The procedure finishes by using the value of prime to determine the final message, whether or not the number was prime and what its first divisor was.
procedure TForm1.Button1Click(Sender: TObject);
var
value, divisor, valuediv2 : integer;
prime:Boolean;
begin
prime := true;
lastdivisor:=0; //initialise in case
not assigned later
divisor :=2; //no need to divide by 1
if (edit1.Text='') then showmessage('You must enter a value')
else
begin
value:=strtoint(edit1.Text);
valuediv2:=value div 2; //do this here
instead of putting in the expression in the next line
while (divisor <= valuediv2) and (prime) do
begin
if value mod divisor = 0 then
prime:=false
else
inc(divisor);
end;
if prime then edit2.Text:=inttostr(value)+' is prime'
else edit2.text:=inttostr(value)+' is not prime, it divides by ' +
inttostr(divisor);
edit1.setfocus; //put
cursor in edit box ready for next value
end;
end;
Another problem associated with numbers concerns finding their prime factors - the prime numbers which, when multiplied together, produce the first number.
procedure TForm1.Button3Click(Sender: TObject);
var
divisor, user_value, replica:integer;
prime:Boolean;
primestring:string;
begin
if not (edit1.Text='') then user_value:=strtoint(edit1.Text);
replica := user_value;
user_value:= replica div 2;
prime := true;
divisor := 2;
repeat
while (replica mod divisor = 0) do
begin
primestring:= primestring+inttostr(divisor)+' ';
replica := replica div divisor;
end;
inc (divisor);
until (replica = 1) or (divisor > user_value);
if replica < user_value then prime := false;
if not prime then edit3.Text:=primestring
else edit3.Text:=inttostr(user_value) + ' is prime and has no factors
other than 1 and itself.';
edit1.setfocus;
end;
In this code we make a copy of the number entered by the user (replica) because the value of user_value is reduced by div 2 inside the repeat loop.
The third algorithm concerning prime numbers is the one which finds all prime numbers up to a certain limit. The algorithm for this is as follows:
for every number from 2 to the limit do
test if the current number is prime
We start at 2 because we are not interested in whether 1 is prime.
To test if a number is prime we repeatedly divide the current number by a divisor that runs from 2 to 1 less than the current value of the number. We set a Boolean variable prime to be true and we set it to false if the number divides by the divisor with 0 remainder.
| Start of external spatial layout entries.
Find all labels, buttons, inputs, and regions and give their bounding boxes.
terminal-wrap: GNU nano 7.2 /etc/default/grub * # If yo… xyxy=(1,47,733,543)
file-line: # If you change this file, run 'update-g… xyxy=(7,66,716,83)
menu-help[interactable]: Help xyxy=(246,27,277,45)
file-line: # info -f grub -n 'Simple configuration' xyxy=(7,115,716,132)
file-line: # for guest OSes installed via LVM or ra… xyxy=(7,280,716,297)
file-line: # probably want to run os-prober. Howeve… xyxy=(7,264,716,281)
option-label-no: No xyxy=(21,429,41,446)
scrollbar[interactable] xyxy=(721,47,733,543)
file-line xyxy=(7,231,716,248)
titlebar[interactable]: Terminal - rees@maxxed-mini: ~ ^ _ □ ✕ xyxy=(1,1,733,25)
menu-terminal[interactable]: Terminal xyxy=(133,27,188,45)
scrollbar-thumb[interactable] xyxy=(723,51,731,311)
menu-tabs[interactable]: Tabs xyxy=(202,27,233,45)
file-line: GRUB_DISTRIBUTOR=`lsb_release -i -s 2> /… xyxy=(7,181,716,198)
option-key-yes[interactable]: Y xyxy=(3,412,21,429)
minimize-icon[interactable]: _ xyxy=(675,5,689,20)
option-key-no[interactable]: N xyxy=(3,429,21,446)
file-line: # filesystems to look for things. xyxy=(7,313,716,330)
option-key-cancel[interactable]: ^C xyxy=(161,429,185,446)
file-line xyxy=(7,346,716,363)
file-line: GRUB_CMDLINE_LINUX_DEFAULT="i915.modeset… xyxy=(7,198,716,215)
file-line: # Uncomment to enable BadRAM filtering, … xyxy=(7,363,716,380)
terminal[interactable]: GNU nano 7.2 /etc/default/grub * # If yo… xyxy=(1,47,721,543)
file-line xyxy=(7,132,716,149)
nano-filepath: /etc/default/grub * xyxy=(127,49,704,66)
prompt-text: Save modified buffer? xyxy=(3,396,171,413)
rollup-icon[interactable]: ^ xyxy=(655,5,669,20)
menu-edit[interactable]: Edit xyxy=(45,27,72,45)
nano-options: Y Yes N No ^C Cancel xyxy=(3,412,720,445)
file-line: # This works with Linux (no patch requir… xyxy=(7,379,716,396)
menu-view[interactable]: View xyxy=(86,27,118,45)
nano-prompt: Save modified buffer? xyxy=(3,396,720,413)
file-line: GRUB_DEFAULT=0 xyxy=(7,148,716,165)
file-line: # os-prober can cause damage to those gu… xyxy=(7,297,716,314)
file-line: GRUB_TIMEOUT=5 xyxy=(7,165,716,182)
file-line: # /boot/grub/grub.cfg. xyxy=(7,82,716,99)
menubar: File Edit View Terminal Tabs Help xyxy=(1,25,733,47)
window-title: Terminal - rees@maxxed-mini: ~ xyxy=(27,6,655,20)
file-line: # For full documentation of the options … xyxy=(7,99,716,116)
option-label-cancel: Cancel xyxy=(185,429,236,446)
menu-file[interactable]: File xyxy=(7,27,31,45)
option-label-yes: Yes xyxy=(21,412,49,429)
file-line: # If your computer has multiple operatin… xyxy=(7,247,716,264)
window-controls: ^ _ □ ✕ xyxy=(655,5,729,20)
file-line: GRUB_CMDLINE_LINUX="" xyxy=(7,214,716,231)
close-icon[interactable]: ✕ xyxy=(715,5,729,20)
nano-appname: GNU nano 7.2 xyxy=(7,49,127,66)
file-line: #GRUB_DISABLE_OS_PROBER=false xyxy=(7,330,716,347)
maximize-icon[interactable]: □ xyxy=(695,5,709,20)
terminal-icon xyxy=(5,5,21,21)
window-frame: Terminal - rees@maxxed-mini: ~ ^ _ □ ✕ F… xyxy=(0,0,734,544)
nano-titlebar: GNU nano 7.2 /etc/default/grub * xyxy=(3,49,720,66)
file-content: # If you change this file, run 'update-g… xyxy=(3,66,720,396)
One condition for the test is that the divisor is less than the number: if they are the same the result of i mod divisor will obviously be zero. A second condition is that prime is true: once a result of 0 is found then prime is false and the test can stop.
The code:
procedure TForm1.Button4Click(Sender: TObject);
var
i,j, limit, divisor : integer;
prime:Boolean;
primestring:string;
begin
if not (edit1.Text='') then limit:=strtoint(edit1.Text);
for i:=2 to limit do
//go through every number
begin
divisor:=2; //set divisor to 2
for each inner loop
prime:=true; //assume number is prime
while (divisor < i) and (prime) do
//stop when divisor >= i or prime not true
begin
if i mod divisor = 0 then prime := false;
//number divides by something so is not prime
inc (divisor); //try next
divisor
end; //while
if prime then memo1.Lines.Add(inttostr(i));
end; //for
edit1.setfocus;
end;
If the limit is 10 the sequence of numbers will be as follows:
first number to try (i) = 2, divisor = 2,
i and divisor are equal so condition divisor < i fails
second number to try (i) = 3, divisor = 2
3 mod 2 = 1 so prime remains true
divisor incremented to 3 so condition divisor < i fails
third number to try (i) = 4, divisor = 2;
4 mod 2 = 0, so prime goes to false
fourth number to try (i) = 5, divisor = 2
5 mod 2 = 1 so prime remains true
divisor incremented to 3
5 mod 3 = 2 so prime remains true
divisor incremented to 4
5 mod 4 = 1 so prime remains true
divisor incremented to 5 so condition divisor < i fails